Ce lien avec Madagascar reste au cœur de la vigilance. Les autorités sanitaires appellent à une attention particulière pour les voyageurs en provenance de cette zone, notamment en cas d’apparition de symptômes. Le Mpox se manifeste généralement par une éruption cutanée, parfois accompagnée de fièvre, de douleurs ou de ganglions.
En cas de suspicion, la procédure est clairement définie : signalement rapide à l’Agence régionale de santé, évaluation médicale et confirmation biologique au CHU si nécessaire.

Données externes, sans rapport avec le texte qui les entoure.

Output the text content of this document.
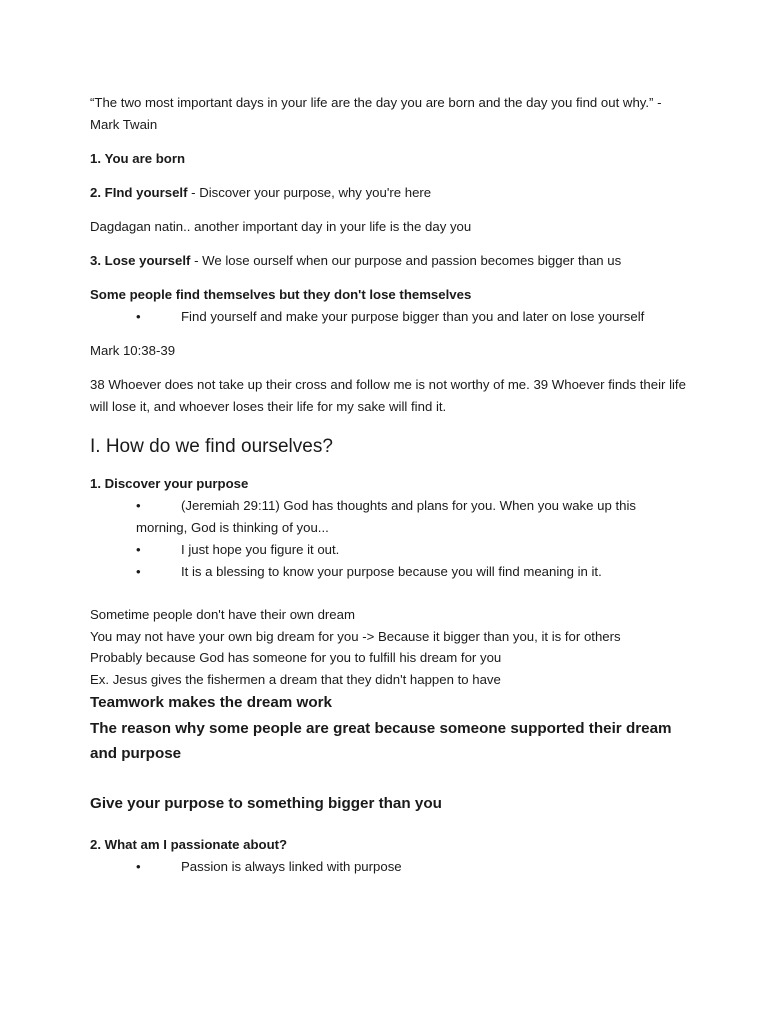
“The two most important days in your life are the day you are born and the day you find out why.” -Mark Twain

1. You are born

2. FInd yourself - Discover your purpose, why you're here

Dagdagan natin.. another important day in your life is the day you

3. Lose yourself - We lose ourself when our purpose and passion becomes bigger than us

Some people find themselves but they don't lose themselves

•	Find yourself and make your purpose bigger than you and later on lose yourself

Mark 10:38-39

38 Whoever does not take up their cross and follow me is not worthy of me. 39 Whoever finds their life will lose it, and whoever loses their life for my sake will find it.

I. How do we find ourselves?

1. Discover your purpose

•	(Jeremiah 29:11) God has thoughts and plans for you. When you wake up this morning, God is thinking of you...
•	I just hope you figure it out.
•	It is a blessing to know your purpose because you will find meaning in it.

Sometime people don't have their own dream

You may not have your own big dream for you -> Because it bigger than you, it is for others

Probably because God has someone for you to fulfill his dream for you

Ex. Jesus gives the fishermen a dream that they didn't happen to have

Teamwork makes the dream work

The reason why some people are great because someone supported their dream and purpose

Give your purpose to something bigger than you

2. What am I passionate about?

•	Passion is always linked with purpose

Les patients sont invités à ne pas se rendre directement en laboratoire de ville afin de limiter les risques de transmission.
Les recommandations de prévention restent inchangées : lavage régulier des mains, limitation des contacts rapprochés avec des personnes présentant des lésions cutanées, et vigilance accrue lors de contacts intimes ou avec des objets potentiellement contaminés.
Un vaccin est également disponible pour les personnes les plus exposées ou à risque, ainsi que pour certains voyageurs se rendant dans des zones où le virus circule activement.
Dans un contexte marqué par la circulation simultanée d’autres maladies infectieuses comme la dengue, le chikungunya ou la leptospirose, les autorités rappellent l’importance d’un diagnostic précis face à des symptômes parfois proches.
Si la situation reste contenue à ce stade, l’identification de ce nouveau cas confirme que le virus continue de circuler sur le territoire. Une surveillance étroite est donc maintenue.